С наступлением утра он стремительно терял энергию. Серый тоскливый дневной свет превращал его в то, чем он был на самом деле, – в жалкого музыкантишку со старой гитарой, который растратил впустую свою молодость и угробил скудный талант. И тогда он, сгорбившись, убредал в свою убогую каморку возле кухни, где обычно пережидал бесплодное, прямо-таки смертельное для него время. Здесь он спал на рваном матрасе, брошенном прямо на доски пола, и его соседями снизу были крысы, шуршавшие в подвале. Он засыпал под издаваемые ими шорохи – эти звуки казались ему гораздо более умиротворяющими, чем грохот кастрюль и лязг ножей, доносившиеся с кухни. И, кроме того, холодом близкой могилы тянуло из подвала сквозь щели между досками…
Он был абсолютно, непоправимо одинок. Он тоже почти забыл свое имя и дату своего рождения. Даже самые расчувствовавшиеся из пьяниц никогда не приглашали его выпить с ними. Должно быть, на каком-то животном уровне они воспринимали его как существо иной породы. Пусть даже низшее, но чуждое. Он был тайным врагом, потому что заставлял их вспоминать не только самое лучшее, но и самое худшее. То, что они хотели бы забыть навсегда. Он был хуже священника. В конце концов, священника можно послать подальше. У священника может быть нечистая совесть. А этот парень с черными безразличными стеклами вместо глаз, случалось, засовывал свои грязные пальцы в самые сокровенные раны. И ковырял, ковырял, ковырял…

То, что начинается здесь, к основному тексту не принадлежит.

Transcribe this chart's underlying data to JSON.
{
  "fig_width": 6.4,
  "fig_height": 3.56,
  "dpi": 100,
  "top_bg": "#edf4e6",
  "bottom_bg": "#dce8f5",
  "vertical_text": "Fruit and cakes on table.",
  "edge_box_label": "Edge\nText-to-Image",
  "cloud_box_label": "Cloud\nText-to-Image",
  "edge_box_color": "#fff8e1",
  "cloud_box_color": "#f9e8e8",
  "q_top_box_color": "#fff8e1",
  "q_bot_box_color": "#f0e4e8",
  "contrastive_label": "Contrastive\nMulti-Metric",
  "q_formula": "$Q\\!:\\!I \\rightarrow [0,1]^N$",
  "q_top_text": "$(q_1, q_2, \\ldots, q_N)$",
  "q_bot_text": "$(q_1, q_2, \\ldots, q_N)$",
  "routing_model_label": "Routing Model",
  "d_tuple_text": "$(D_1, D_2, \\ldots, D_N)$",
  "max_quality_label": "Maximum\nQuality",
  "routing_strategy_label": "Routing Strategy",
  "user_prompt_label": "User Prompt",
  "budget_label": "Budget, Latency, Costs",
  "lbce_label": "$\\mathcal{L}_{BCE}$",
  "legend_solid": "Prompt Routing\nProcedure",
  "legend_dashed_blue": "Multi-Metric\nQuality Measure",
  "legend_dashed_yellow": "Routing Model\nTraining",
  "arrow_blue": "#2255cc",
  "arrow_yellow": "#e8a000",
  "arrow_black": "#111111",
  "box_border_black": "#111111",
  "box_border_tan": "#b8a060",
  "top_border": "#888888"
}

И все же ему платили за то, чтобы он играл. Без него было бы скучно. Без него меньше пили бы (убыток заведению!), больше ломали (опять-таки убыток!) и больше убивали. Хозяин «Дерева Иуды» это понимал. И Слепой жил чуть лучше, чем бродячие музыканты, – он по крайней мере имел крышу над головой. Правда, в последнее время бродяги попадались все реже.
У него не было поклонников. Вокруг была земля без веры и без любви, да и кто мог полюбить этого монстра, крошившего своей музыкой осколки разбитых сердец. Пару раз шлюхи приходили к нему и предлагали себя, чтобы проведать, может ли он дать им хотя бы частицу того почти невозможного, на что смутно намекала подавленная разбуженная страсть, но уходили, горько разочаровавшись… до следующей полуночи. И все хорошее оставалось недоступным, точно звезды, чье тусклое сияние вызывает приливы щемящей тоски. Музыка Слепого была как сияние этих звезд – неутешающая, ускользающая, обманчивая, нездешняя, – и в то же время насквозь пропитанная страданием, чувством потери, отчаянием, несбыточной любовью. И еще всем тем, чего он не имел и никогда не будет иметь.